Discretionary turns enter through the shared websocket endpoint:

  • /ws/agent
  • handled in backend/services/agent/ws/handler.ts

The transport layer dispatches discretionary events to:

  • backend/services/autodiscretionary/turn-runner.ts

For a user message, the path is:

  1. disc_message
  2. handleDiscMessage(...)
  3. runDiscTurnAndDrain(...)

If the thread is already running, the new message is queued into Redis instead of starting another concurrent turn.

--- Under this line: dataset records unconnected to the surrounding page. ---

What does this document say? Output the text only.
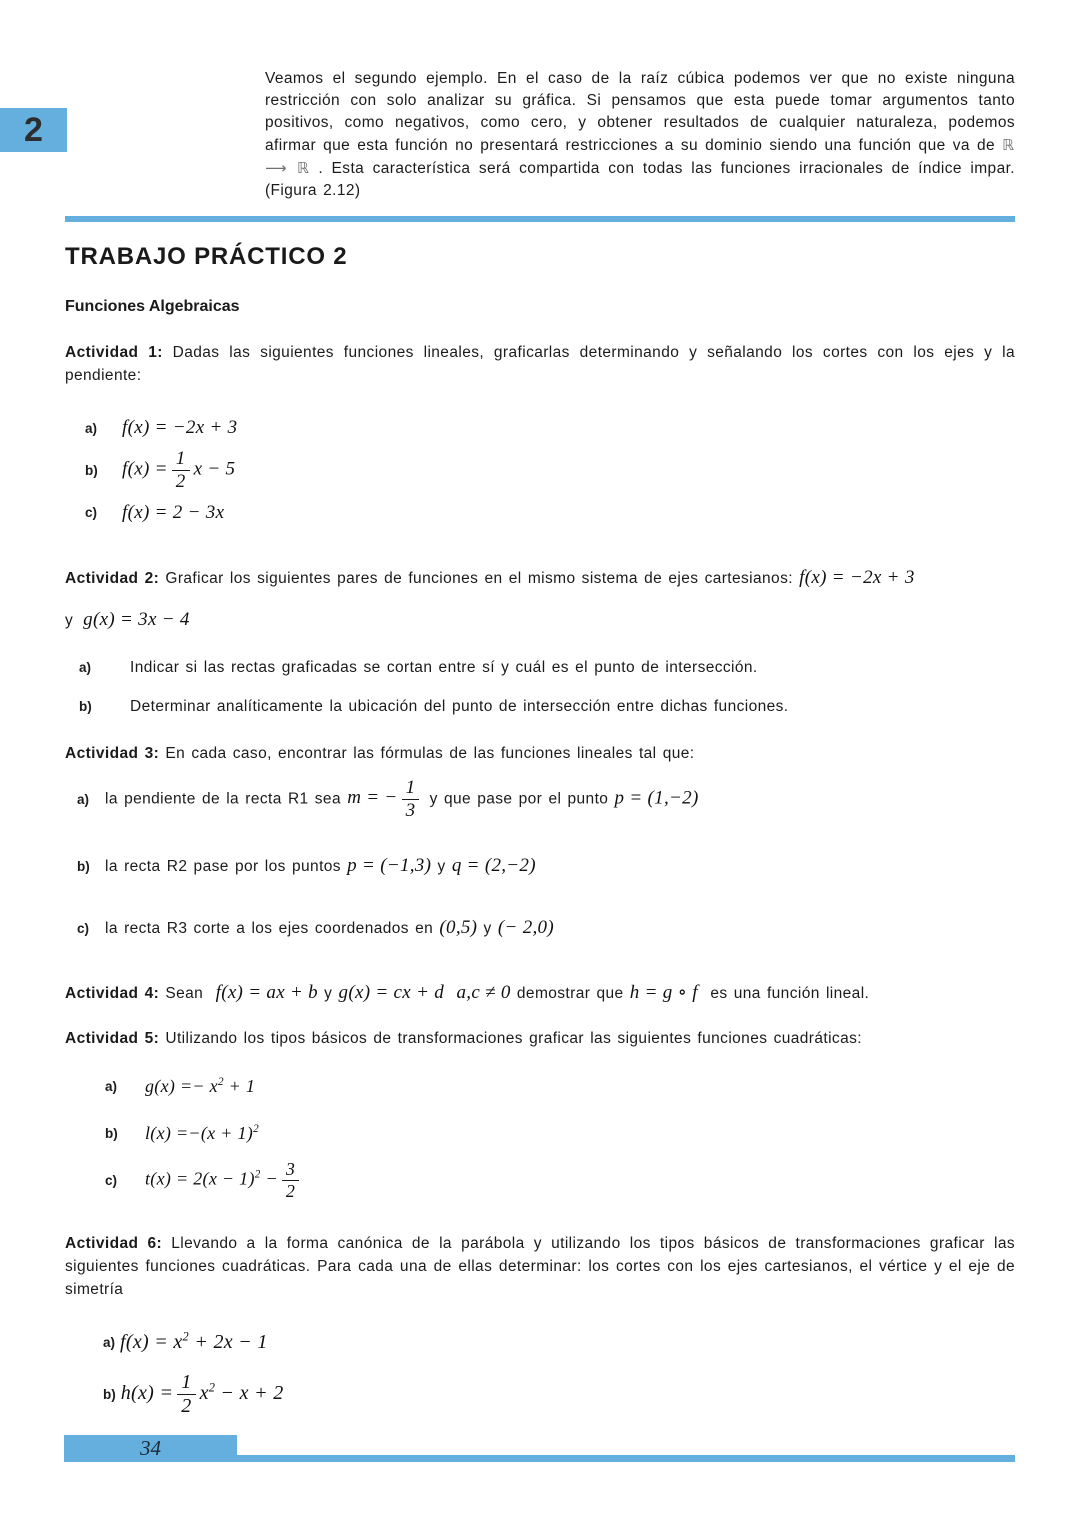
2

Veamos el segundo ejemplo. En el caso de la raíz cúbica podemos ver que no existe ninguna restricción con solo analizar su gráfica. Si pensamos que esta puede tomar argumentos tanto positivos, como negativos, como cero, y obtener resultados de cualquier naturaleza, podemos afirmar que esta función no presentará restricciones a su dominio siendo una función que va de ℝ ⟶ ℝ . Esta característica será compartida con todas las funciones irracionales de índice impar. (Figura 2.12)

TRABAJO PRÁCTICO 2
Funciones Algebraicas

Actividad 1: Dadas las siguientes funciones lineales, graficarlas determinando y señalando los cortes con los ejes y la pendiente:

a)	f(x) = −2x + 3
b)	$f(x) = \frac{1}{2}$ x − 5
c)	f(x) = 2 − 3x

Actividad 2: Graficar los siguientes pares de funciones en el mismo sistema de ejes cartesianos: f(x) = −2x + 3

y g(x) = 3x − 4
a)	Indicar si las rectas graficadas se cortan entre sí y cuál es el punto de intersección.
b)	Determinar analíticamente la ubicación del punto de intersección entre dichas funciones.

Actividad 3: En cada caso, encontrar las fórmulas de las funciones lineales tal que:

a)	la pendiente de la recta R1 sea m = − $\frac{1}{3}$ y que pase por el punto p = (1,−2)
b) la recta R2 pase por los puntos p = (−1,3) y q = (2,−2)
c)	la recta R3 corte a los ejes coordenados en (0,5) y (− 2,0)

Actividad 4: Sean f(x) = ax + b y g(x) = cx + d a,c ≠ 0 demostrar que h = g ∘ f es una función lineal.

Actividad 5: Utilizando los tipos básicos de transformaciones graficar las siguientes funciones cuadráticas:

a)	$g(x) =- x^2 + 1$
b)	$l(x) =-(x + 1)^2$
c)	$t(x) = 2(x - 1)^2 - \frac{3}{2}$

Actividad 6: Llevando a la forma canónica de la parábola y utilizando los tipos básicos de transformaciones graficar las siguientes funciones cuadráticas. Para cada una de ellas determinar: los cortes con los ejes cartesianos, el vértice y el eje de simetría

a) $f(x) = x^2 + 2x - 1$
b) $h(x) = \frac{1}{2} x^2 - x + 2$
34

runDiscTurnAndDrain(...) first resolves:

  • the thread
  • the owning discretionary session
  • the runtime scope

The runtime scope is:

getDiscRuntimeScope(session.id) -> `session:${sessionId}`

This is the core isolation boundary for multi-agent-per-user support.

The runner then resolves:

  • the configured discretionary provider/model from the session
  • the user’s active LLM key from llm_api_keys
  • fallback key/provider if needed

The discretionary system prompt is assembled in:

  • backend/services/autodiscretionary/system-prompt.ts

The final prompt is:

  1. base system prompt
  2. thread-type prompt
  3. formatted live trading context from formatContextForPrompt(...)
  4. optional portfolio strategy prompt
  5. alert-specific suffix for alert threads
  6. persistent prompt notes

The live trading context is built in:

  • backend/services/autodiscretionary/context-builder.ts

Main entry point:

buildTradingContext(userId, runtimeScope, sessionId)

This function consumes the canonical runtime snapshot:

  • buildDiscretionaryRuntimeSnapshot(...)

It then enriches that snapshot with prompt-specific material such as:

  • recent closed-trade performance
  • market metadata / funding / open interest
  • execution config
  • risk config
  • prompt notes
  • formatted market hours

The canonical runtime snapshot lives in:

  • backend/services/autodiscretionary/runtime-snapshot.ts

This is the shared backend source for both:

  • the UI live-state API
  • the prompt context builder

It loads and normalizes:

  • account state from Redis
  • trade risk state from Redis
  • time alerts from Redis
  • merged persisted + runtime alerts
  • trading notes from Postgres
  • active trades from the trade ledger
  • market conditions from Redis
  • drawdown lockout from Redis
  • market hours
  • live prices
  • runtime health

Discretionary tools are built in:

  • backend/services/autodiscretionary/tools/index.ts

Main entry:

buildDiscretionaryTools(ctx, threadType, alertData, creds)

Tool surface differs by thread type:

  • chat threads: full discretionary toolset
  • alert threads: scoped by alert type

After prompt and tools are ready, discretionary still uses the shared agent core:

  • runAgentTurn(...)

So the discretionary runtime owns environment orchestration, but not a duplicate turn engine.